Frequency Scaling Timing Power Side-Channels


  1. Tomi Engdahl says:

    Hertzbleed is a new family of side-channel attacks: frequency side channels. In the worst case, these attacks can allow an attacker to extract cryptographic keys from remote servers that were previously believed to be secure. All intel cpus and several of AMD desktop, mobile and server processors are affected.

  2. Tomi Engdahl says:

    New Hertzbleed side-channel attack affects Intel, AMD CPUs
    A new side-channel attack known as Hertzbleed allows remote attackers to steal full cryptographic keys by observing variations in CPU frequency enabled by dynamic voltage and frequency scaling (DVFS).

  3. Tomi Engdahl says:

    Hackers can steal crypto keys on Intel, AMD CPUs via ‘Hertzbleed’ vulnerability
    The researchers noted that the result of the research could be applied to all modern CPUs as the majority possess the Dynamic Voltage Frequency Scaling (DVFS).

  4. Tomi Engdahl says:

    Intel and AMD react
    According to available information, the chip giants have no plans to deploy a firmware patch.

    The report advises users to disable the frequency boost feature. On Intel, it is known as “Turbo boost” and “Precision boost” on AMD. However, that could affect their system’s performance.

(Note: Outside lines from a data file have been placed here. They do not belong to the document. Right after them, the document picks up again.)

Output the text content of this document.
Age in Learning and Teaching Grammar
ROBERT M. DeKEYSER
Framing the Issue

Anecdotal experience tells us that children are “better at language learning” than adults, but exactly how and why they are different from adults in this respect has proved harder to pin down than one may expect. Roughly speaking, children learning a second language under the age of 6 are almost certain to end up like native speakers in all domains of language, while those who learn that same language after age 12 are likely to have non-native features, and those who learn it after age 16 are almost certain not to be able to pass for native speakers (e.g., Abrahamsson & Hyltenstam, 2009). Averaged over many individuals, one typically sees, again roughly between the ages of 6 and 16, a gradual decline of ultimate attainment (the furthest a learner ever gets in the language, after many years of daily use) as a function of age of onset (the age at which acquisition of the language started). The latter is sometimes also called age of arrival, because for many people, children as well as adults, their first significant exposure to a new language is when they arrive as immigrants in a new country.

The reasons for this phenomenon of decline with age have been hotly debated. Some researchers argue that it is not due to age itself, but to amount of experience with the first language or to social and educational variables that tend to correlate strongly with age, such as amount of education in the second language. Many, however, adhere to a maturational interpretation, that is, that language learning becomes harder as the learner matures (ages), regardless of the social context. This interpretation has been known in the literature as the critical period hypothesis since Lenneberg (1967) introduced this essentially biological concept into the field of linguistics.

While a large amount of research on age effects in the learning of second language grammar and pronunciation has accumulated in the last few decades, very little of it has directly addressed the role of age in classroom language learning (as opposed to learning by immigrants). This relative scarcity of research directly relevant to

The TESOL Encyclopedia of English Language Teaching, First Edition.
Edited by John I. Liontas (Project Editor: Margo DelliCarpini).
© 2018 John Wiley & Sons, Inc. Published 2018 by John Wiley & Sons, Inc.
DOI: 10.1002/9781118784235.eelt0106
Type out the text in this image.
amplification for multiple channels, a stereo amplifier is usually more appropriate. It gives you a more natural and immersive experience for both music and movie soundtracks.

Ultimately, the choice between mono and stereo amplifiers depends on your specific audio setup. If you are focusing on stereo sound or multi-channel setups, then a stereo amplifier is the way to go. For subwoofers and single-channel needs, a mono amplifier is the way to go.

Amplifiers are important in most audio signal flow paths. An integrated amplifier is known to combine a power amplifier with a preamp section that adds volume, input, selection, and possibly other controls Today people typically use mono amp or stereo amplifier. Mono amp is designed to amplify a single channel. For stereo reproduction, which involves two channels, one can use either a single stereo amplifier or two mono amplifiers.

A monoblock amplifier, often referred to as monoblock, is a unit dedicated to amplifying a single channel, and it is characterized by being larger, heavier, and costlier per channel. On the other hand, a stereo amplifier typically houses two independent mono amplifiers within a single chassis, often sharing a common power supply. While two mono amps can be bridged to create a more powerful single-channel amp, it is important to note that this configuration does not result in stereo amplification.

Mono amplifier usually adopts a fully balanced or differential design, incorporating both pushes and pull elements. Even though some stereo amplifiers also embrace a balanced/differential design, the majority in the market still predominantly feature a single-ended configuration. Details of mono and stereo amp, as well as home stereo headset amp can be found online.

    Intel also revealed that it had shared the result of its investigations with other chip makers for similar assessments of their systems. It continued that the hours required to steal the cryptographic keys might be challenging to achieve except in a lab setting.

  5. Tomi Engdahl says:

    Hertzbleed Winkles Secret Keys out of Modern CPUs, But Microcode Fixes Aren’t on the Roadmap
    Building on the concepts of Heartbleed and Spectre, Hertzbleed is a functional attack against remote servers running on popular processors.

  6. Tomi Engdahl says:

    There is a quirk in SIKE, also discovered and disclosed in this research, that it’s possible to short-circuit part of the algorithm, such that a series of internal, intermediary steps result in a value of zero. If you know multiple consecutive bits of the static key, it’s possible to construct a challenge that hits this quirk. By extension, you can take a guess at the next unknown bit, and it will only fall into the quirk if you guessed correctly. SIKE uses constant-time programming, so this odd behavior shouldn’t matter. And here the Hertzbleed observation factors in. The SIKE algorithm consumes less power when doing a run containing this cascading-zero behavior. Consuming less power means that the processor can stay at full boost clocks for longer, which means that the key exchange completes slightly more quickly. Enough so, that it can be detected even over a network connection. They tested against Cloudflare’s CIRCL library, and Microsoft’s PQCrypto-SIDH, and were able to recover secret keys from both implementations, in 36 and 89 hours respectively.

    There is a mitigation against this particular flaw, where it’s possible to detect a challenge value that could trigger the cascading zeros, and block that value before any processing happens. It will be interesting to see if quirks in other algorithms can be discovered and weaponized using this same technique. Unfortunately, on the processor side, the only real mitigation is to disable boost clocks altogether, which has a significant negative effect on processor performance.